TERS GİDEBİLECEK HER ŞEY TERS GİTTİ
Biyosfer 2, 1990’lı yılların başlarında fütüristik bir deney için inşa edildi. Uzayda koloniler kurmanın mümkün olup olmayacağını görmek isteyen sekiz kişi, kendi kendine yeten bir sistemde yaşamanın zorluklarını keşfetmek için iki yıl boyunca buraya kapandı. Dış dünyadan yalıtılan ekiptekiler, kendi yetiştirdikleri ürünlerle beslendi, kendi atık sularını geri dönüştürdü ve oksijenlerini üreten bitkilerin bakımını üstlendi.
Ancak deney çok da iyi gitmedi. 2020 yapımı Spaceship Earth belgeselinde konuşan bir yorumcunun ifadesiyle “ters gidebilecek her şey ters gitti”.
Oksijen seviyelerinin düşüp karbondioksit seviyelerinin artması Biyosfer 2 sakinlerini hasta etti. Bunun sonucunda bitkilerin üremesi için ihtiyaç duyulan tozlayıcılar da dahil olmak üzere sayısız hayvan öldü. “Biyosferliler” kendi yetiştirdikleri yiyeceklerle hayatta kalmayı başardılar ama verdikleri kilolar nedeniyle kalori kısıtlamasının insanlar üzerindeki etkisine ilişkin bir vaka çalışmasına dönüştüler.
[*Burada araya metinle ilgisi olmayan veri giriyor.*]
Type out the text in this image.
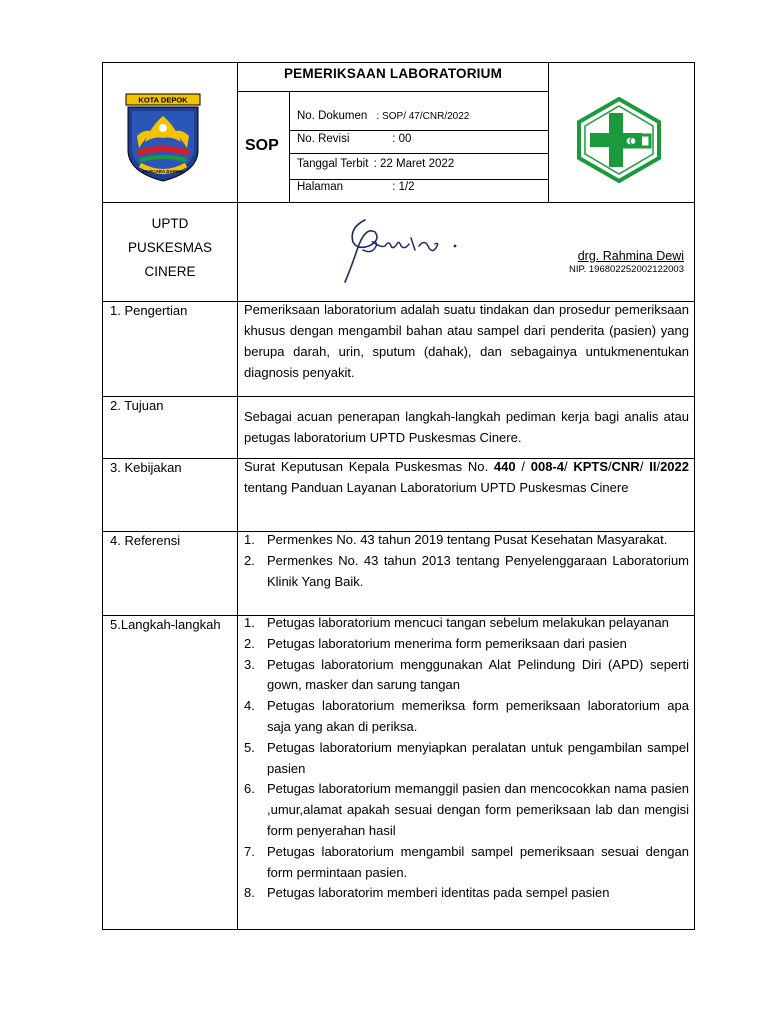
PEMERIKSAAN LABORATORIUM
SOP
No. Dokumen : SOP/ 47/CNR/2022
No. Revisi	: 00
Tanggal Terbit : 22 Maret 2022
Halaman	: 1/2
KOTA DEPOK
PARCARA DARMA
UPTD
PUSKESMAS
CINERE
drg. Rahmina Dewi
NIP. 196802252002122003
1. Pengertian	Pemeriksaan laboratorium adalah suatu tindakan dan prosedur pemeriksaan khusus dengan mengambil bahan atau sampel dari penderita (pasien) yang berupa darah, urin, sputum (dahak), dan sebagainya untukmenentukan diagnosis penyakit.
2. Tujuan
Sebagai acuan penerapan langkah-langkah pediman kerja bagi analis atau petugas laboratorium UPTD Puskesmas Cinere.
3. Kebijakan	Surat Keputusan Kepala Puskesmas No. 440 / 008-4/ KPTS/CNR/ II/2022 tentang Panduan Layanan Laboratorium UPTD Puskesmas Cinere
4. Referensi	1. Permenkes No. 43 tahun 2019 tentang Pusat Kesehatan Masyarakat.
2. Permenkes No. 43 tahun 2013 tentang Penyelenggaraan Laboratorium Klinik Yang Baik.
5.Langkah-langkah 1. Petugas laboratorium mencuci tangan sebelum melakukan pelayanan
2. Petugas laboratorium menerima form pemeriksaan dari pasien
3. Petugas laboratorium menggunakan Alat Pelindung Diri (APD) seperti gown, masker dan sarung tangan
4. Petugas laboratorium memeriksa form pemeriksaan laboratorium apa saja yang akan di periksa.
5. Petugas laboratorium menyiapkan peralatan untuk pengambilan sampel pasien
6. Petugas laboratorium memanggil pasien dan mencocokkan nama pasien ,umur,alamat apakah sesuai dengan form pemeriksaan lab dan mengisi form penyerahan hasil
7. Petugas laboratorium mengambil sampel pemeriksaan sesuai dengan form permintaan pasien.
8. Petugas laboratorim memberi identitas pada sempel pasien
İçeriye oksijen takviyesine ihtiyaç duyulduğunda, projeye “fiyasko” ve “bilim kılığına bürünmüş yeni çağ saçmalığı” eleştirileri yapıldı. Ancak son yıllarda pek çok uzman Biyosfer 2 deneyinin ekoloji, atmosfer bilimi ve gezegenimizin yeri doldurulamazlığına dair değerli bir ders olduğunu savunuyor.
ŞİMDİ HİÇ OLMADIĞI KADAR ÖNEMLİ
California Teknoloji Enstitüsü’nde bilim tarihçisi olan Lisa Rand, BBC Future’a yaptığı açıklamada, milyarderlerin özel uzay programları geliştirdiği ve uzay kolonileri kurmayı hedeflediği bu günlerde, Biyosfer 2’den alınan derslerin yeniden gözden geçirilmeye değer olduğunu söyledi.
Günümüzde Biyosfer 2, iklim değişikliğinin canlı ekosistemler üzerindeki etkilerini test eden bilim insanlarıyla dolup taşıyor. İnsanların Dünya’dan kaçmasına yardımcı olmak bir yana, Biyosfer 2, Biyosfer 1’i anlamak için en iyi araçlarımızdan biri haline gelmiş gibi görünüyor.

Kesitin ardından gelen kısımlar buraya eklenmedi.